Westbrook's planning consultants, DP9, have now called on Westminster city council to give approval to their application for planning permission at the next meeting of the Major Applications sub-committee on Tuesday, 5th March next.
In a letter to the council dated 13th February, DP9 Director Chris Beard states that the Greater London Authority has now given approval to their affordable housing offer and confirmed that it "provides the maximum reasonable affordable housing provision."
The "affordable" housing offer has been made pursuant to new Government guide-lines issued last summer in regard to Build-to-Rent schemes which is what Westbrook claim their development to be without regard to the fact that the bulk of the development is for service apartments available for short-term letting.
The offer approved by the GLA is for 57 on site units comprising 23 for social rent (7x1 bed, 8x2 bed and 8x3 bed) and 34x1 bed flats available for intermediate rent. All the flats will be owned and managed by Westbrook with only the social rent flats open for nomination of tenants by Westminster City Council.
Westbrook already claims that their open market rental offering at Dolphin Square is intermediate (around £400 a week for a 1 bed flat) and it is likely that these flats will be available for short-term letting on the same terms as Dolphin Square's existing flats. In the event that Westbrook wishes to sell the flats, they will have to pay a penalty estimated at between 10-20% of the capital value to the council, a relatively small sum in that Westbrook has no land cost element in their development.
This paltry "affordable" housing offer will not compensate for the damage to an existing historic building and the three adjoining Conservation areas of which Dolphin Square forms a part, nor the surrounding village community of Pimlico.

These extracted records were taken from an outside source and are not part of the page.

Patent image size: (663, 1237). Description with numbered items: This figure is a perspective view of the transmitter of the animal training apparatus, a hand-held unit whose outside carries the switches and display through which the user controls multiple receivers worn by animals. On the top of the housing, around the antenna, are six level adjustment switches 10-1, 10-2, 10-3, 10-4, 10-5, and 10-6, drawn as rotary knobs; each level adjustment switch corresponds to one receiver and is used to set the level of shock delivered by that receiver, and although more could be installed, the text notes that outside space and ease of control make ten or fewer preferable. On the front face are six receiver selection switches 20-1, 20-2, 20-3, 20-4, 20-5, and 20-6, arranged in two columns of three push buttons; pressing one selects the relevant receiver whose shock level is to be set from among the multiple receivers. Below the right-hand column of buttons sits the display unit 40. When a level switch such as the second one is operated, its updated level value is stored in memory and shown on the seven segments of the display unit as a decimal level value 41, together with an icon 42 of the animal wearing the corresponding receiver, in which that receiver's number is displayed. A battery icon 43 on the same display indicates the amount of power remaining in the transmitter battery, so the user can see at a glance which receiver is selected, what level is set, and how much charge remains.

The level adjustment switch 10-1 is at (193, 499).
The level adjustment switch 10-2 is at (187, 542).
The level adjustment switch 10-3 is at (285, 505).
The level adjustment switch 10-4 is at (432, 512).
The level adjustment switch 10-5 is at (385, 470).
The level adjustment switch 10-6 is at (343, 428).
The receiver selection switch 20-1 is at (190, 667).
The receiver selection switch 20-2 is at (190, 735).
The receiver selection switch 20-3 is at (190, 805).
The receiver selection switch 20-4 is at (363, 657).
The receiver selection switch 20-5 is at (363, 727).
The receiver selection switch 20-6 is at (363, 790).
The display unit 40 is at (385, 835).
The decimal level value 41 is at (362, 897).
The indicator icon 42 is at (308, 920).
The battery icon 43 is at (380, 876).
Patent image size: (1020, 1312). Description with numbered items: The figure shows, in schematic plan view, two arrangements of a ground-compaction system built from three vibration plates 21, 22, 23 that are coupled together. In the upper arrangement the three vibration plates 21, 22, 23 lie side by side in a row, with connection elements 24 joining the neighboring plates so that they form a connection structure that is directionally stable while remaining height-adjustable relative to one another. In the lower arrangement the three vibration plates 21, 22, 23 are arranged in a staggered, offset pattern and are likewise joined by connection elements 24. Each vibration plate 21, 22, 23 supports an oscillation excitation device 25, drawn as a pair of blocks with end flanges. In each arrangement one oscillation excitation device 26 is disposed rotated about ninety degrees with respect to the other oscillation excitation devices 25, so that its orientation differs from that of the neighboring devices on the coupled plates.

Already, Dolphin Square has one of the greatest densities of any building in the UK. There are 1,250 homes on a site of only 7 acres compared with 1,500 homes on the adjoining council estate of Churchill Gardens which occupies a 37 acre site. Its density would not have been allowed at any time since the Second World War and it should not be subject to further increased density which should be maintained in keeping with the surrounding area.